Ten to 20 percent of inmates at infected prisons — likely thousands of prisoners — were found with Covid-19, as a prison official said that weeks of concealing the extent of the outbreak was about preventing riots and protecting prison guards.
In a statement dated Friday, the Interior Ministry’s prisons department said 10 to 20 percent of detainees at Phnom Penh’s Prey Sar and PJ prisons, as well as the provincial prisons of Preah Sihanouk, Kandal, Kampong Speu and Banteay Meanchey, were found to have Covid-19. Prey Sar alone is estimated to have 10,000 inmates.
It did not mention previously disclosed cases found at Svay Rieng.
“We have segregated and treated [them] with health care and a combination of nutritional care. Boiled lemons, lemongrass and ginger to eat regularly, combined with regular exercise, has seen their health status improve,” the statement said. Serious cases were taken to hospital, it added.
As of Friday, most patients had tested negative, including 92 percent of formerly positive cases at Preah Sihanouk, it said. The first prison outbreak was disclosed in Preah Sihanouk.

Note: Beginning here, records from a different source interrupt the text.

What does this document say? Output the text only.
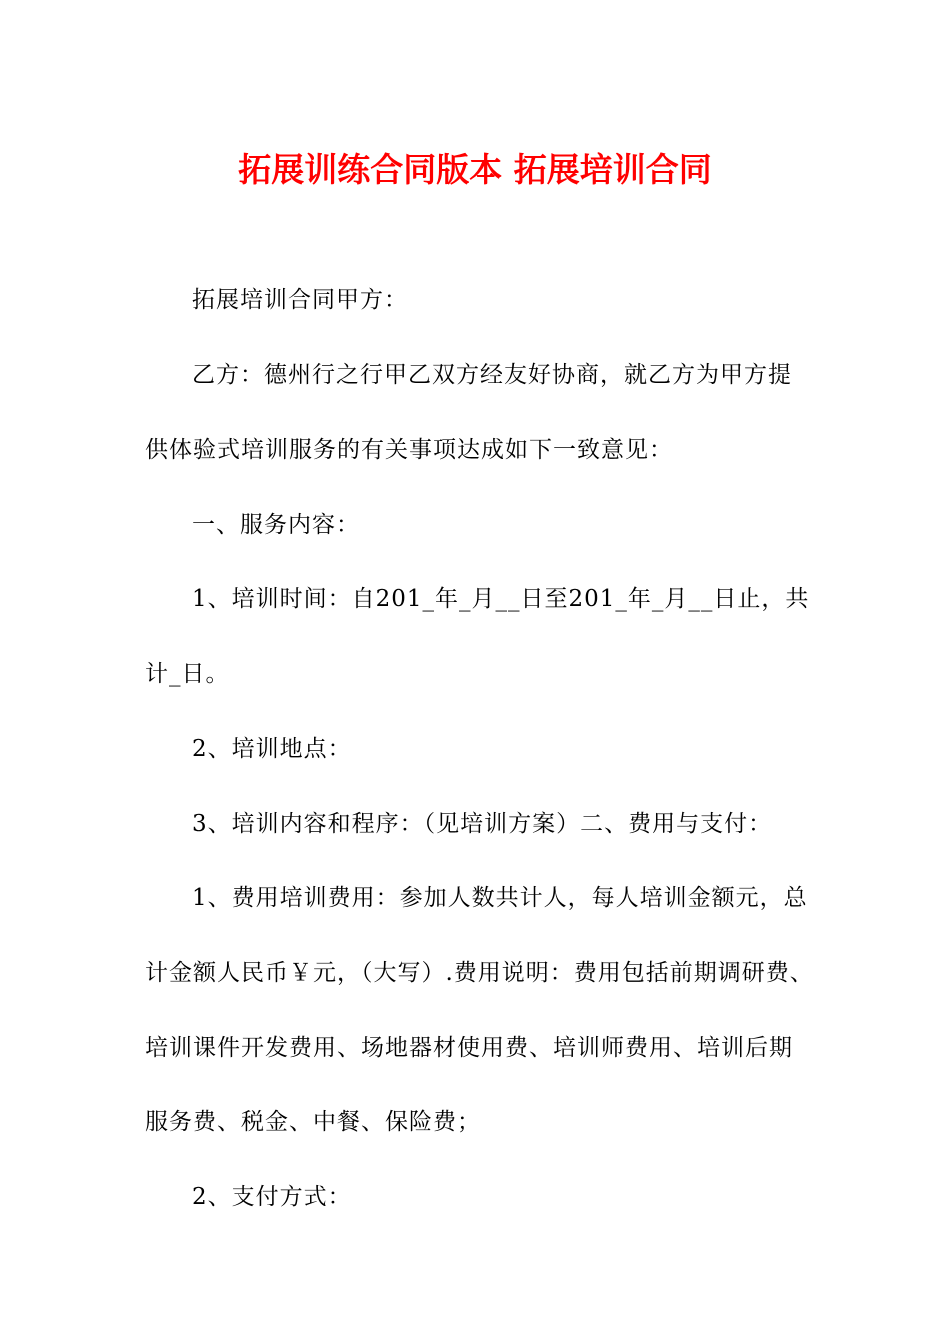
拓展训练合同版本 拓展培训合同
拓展培训合同甲方：
乙方：德州行之行甲乙双方经友好协商，就乙方为甲方提
供体验式培训服务的有关事项达成如下一致意见：
一、服务内容：
1、培训时间：自201_年_月__日至201_年_月__日止，共
计_日。
2、培训地点：
3、培训内容和程序：（见培训方案）二、费用与支付：
1、费用培训费用：参加人数共计人，每人培训金额元，总
计金额人民币￥元，（大写）.费用说明：费用包括前期调研费、
培训课件开发费用、场地器材使用费、培训师费用、培训后期
服务费、税金、中餐、保险费；
2、支付方式：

Prisons department spokesperson Nuth Savna said on Monday that officials could not estimate the exact number of prisoners infected. “That’s why we use percentages,” he said.
He added that since prisons were now dividing inmates based on whether they had Covid-19, they could no longer be separated by the type and severity of their crimes.
Asked why Covid-19 information was withheld, especially from inmates’ families, he said controlling detainees was the priority.
“What would happen to security?” Savna said, pointing to prison riots in Thai, U.S., Russian and Italian prisons amid Covid-19. “What if there is provocation or any issues in the prison? Who would be responsible for this? They are not ordinary people and they are criminals [incarcerated for] violence, murder, and some are drug kingpins.”
“If we are not careful and just disseminate information all over the place, what do we think? What about my officers? And what about their lives?” he continued. “We just know that we can control the situation … so that we do not release disorderly information.”
About 10,000 prisoners have been vaccinated, the department’s statement added, with a further 6,760 doses of the AstraZeneca vaccine made available.
Some prisoners’ families, however, said they were still in the dark about their family members’ conditions.
Sam Chinda, the wife of Keo Thai, an opposition official arrested over a year ago, said a prison guard had told her that Thai was having respiratory problems and she should buy anti-vomiting medication for him. She said she was confused and worried.
“We do not know whether he is infected with Covid-19 since those inside do not tell us, even though we’ve tried to ask,” Chinda said. “I am very concerned about his health, because, as you know, it is very crowded. We do not have information about him. They are suppressing information.”
Heng Madola, daughter of ex-CNRP official Heng Chansothy, said she had heard indirectly that her father had Covid-19 and was struggling.
“Now he cannot smell or taste food, and cannot eat and has shortness of breath,” Madola said. “I am not sure whether the medicine that I have sent him will reach him or not.”
The mother of an inmate at PJ prison said prison guards had told her that her daughter is OK. “But I don’t know what the real situation is about her,” the mother said.